Submitted by akshaysri0001 t3_10w79eo in MachineLearning

Hey everyone, I want to make a personal voice assistant who sounds exactly like a real person. I tried some TTS like tortoise TTS and coqui TTS, it done a good job but it takes too long time to perform. So is there any other good realistic sounding TTS which I can use with my own voice cloning training dataset? Also I'm a bit amazed by the TTS used by eleven labs, so can someone explain how can I achieve that level of real-time efficiency in a voice assistant?

11

Comments

You must log in or register to comment.

marcus_hk t1_j7lqpav wrote

I haven't been keeping up with TTS since Tacotron 2, but it seems Eleven Labs works fundamentally the same way.

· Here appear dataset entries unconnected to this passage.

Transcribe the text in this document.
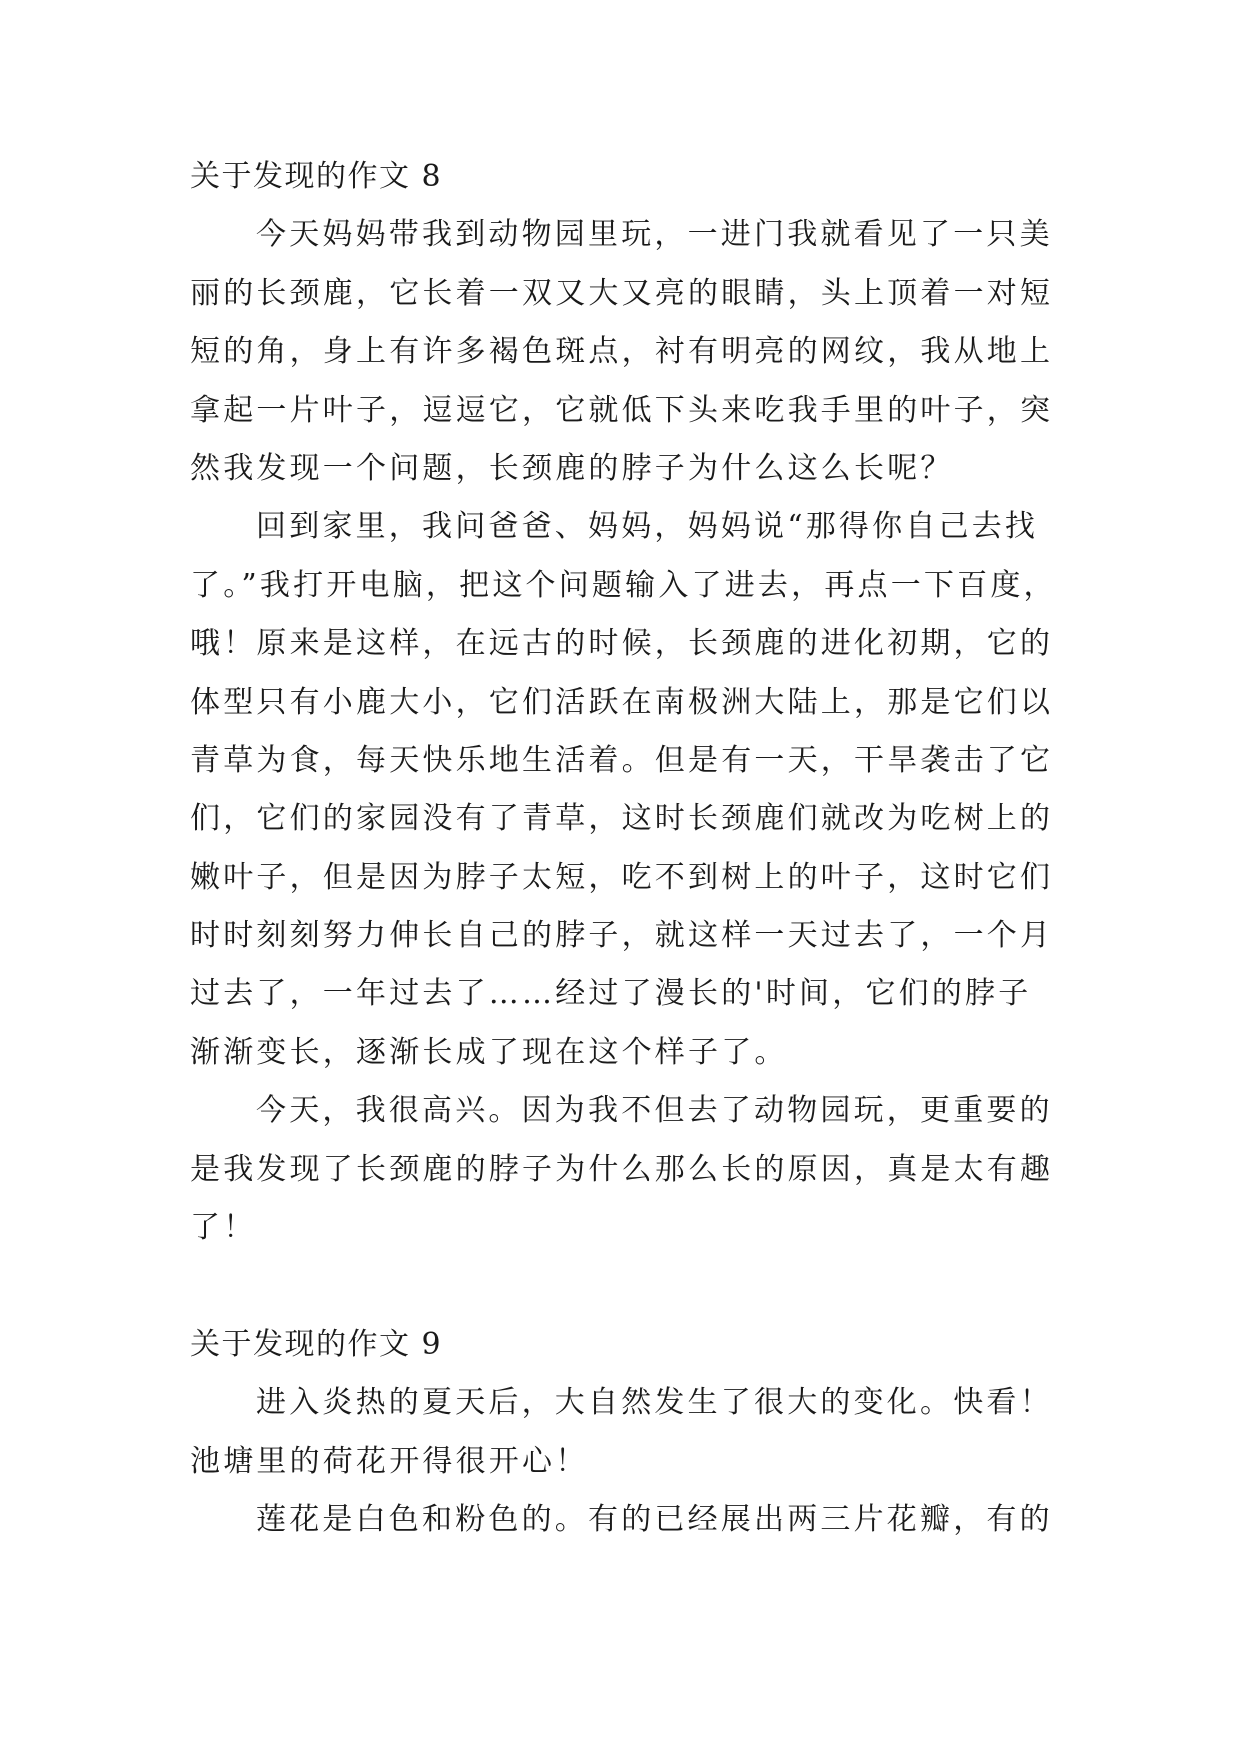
关于发现的作文 8
今天妈妈带我到动物园里玩，一进门我就看见了一只美
丽的长颈鹿，它长着一双又大又亮的眼睛，头上顶着一对短
短的角，身上有许多褐色斑点，衬有明亮的网纹，我从地上
拿起一片叶子，逗逗它，它就低下头来吃我手里的叶子，突
然我发现一个问题，长颈鹿的脖子为什么这么长呢？
回到家里，我问爸爸、妈妈，妈妈说“那得你自己去找
了。”我打开电脑，把这个问题输入了进去，再点一下百度，
哦！原来是这样，在远古的时候，长颈鹿的进化初期，它的
体型只有小鹿大小，它们活跃在南极洲大陆上，那是它们以
青草为食，每天快乐地生活着。但是有一天，干旱袭击了它
们，它们的家园没有了青草，这时长颈鹿们就改为吃树上的
嫩叶子，但是因为脖子太短，吃不到树上的叶子，这时它们
时时刻刻努力伸长自己的脖子，就这样一天过去了，一个月
过去了，一年过去了……经过了漫长的'时间，它们的脖子
渐渐变长，逐渐长成了现在这个样子了。
今天，我很高兴。因为我不但去了动物园玩，更重要的
是我发现了长颈鹿的脖子为什么那么长的原因，真是太有趣
了！
关于发现的作文 9
进入炎热的夏天后，大自然发生了很大的变化。快看！
池塘里的荷花开得很开心！
莲花是白色和粉色的。有的已经展出两三片花瓣，有的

As for real-time performance you may need to port your Python code to C++.

2

gunshoes t1_j7nj5co wrote

Fast speech 2 would be your best bet.

2

nmfisher t1_j7osgdc wrote

FS2 is fine for training a TTS model from scratch, but I haven't come across a good FS2 model for cloning (which is basically zero-shot TTS).

1

gunshoes t1_j7p91py wrote

You can throw GasTs or use a speaker embedding to influence the energy/ pitch outputs. The sound is meh but it works.

1

nmfisher t1_j7pawou wrote

That's why I added the qualifier "good" :)

3

theLanguageSprite t1_j7relsn wrote

You have to pay to use the api and it’s completely closed source but resemble.ai works pretty well

2

johnwireds t1_j7mxns2 wrote

Would also interest myself to clone my voice and have someone speak with my voice in real time?

1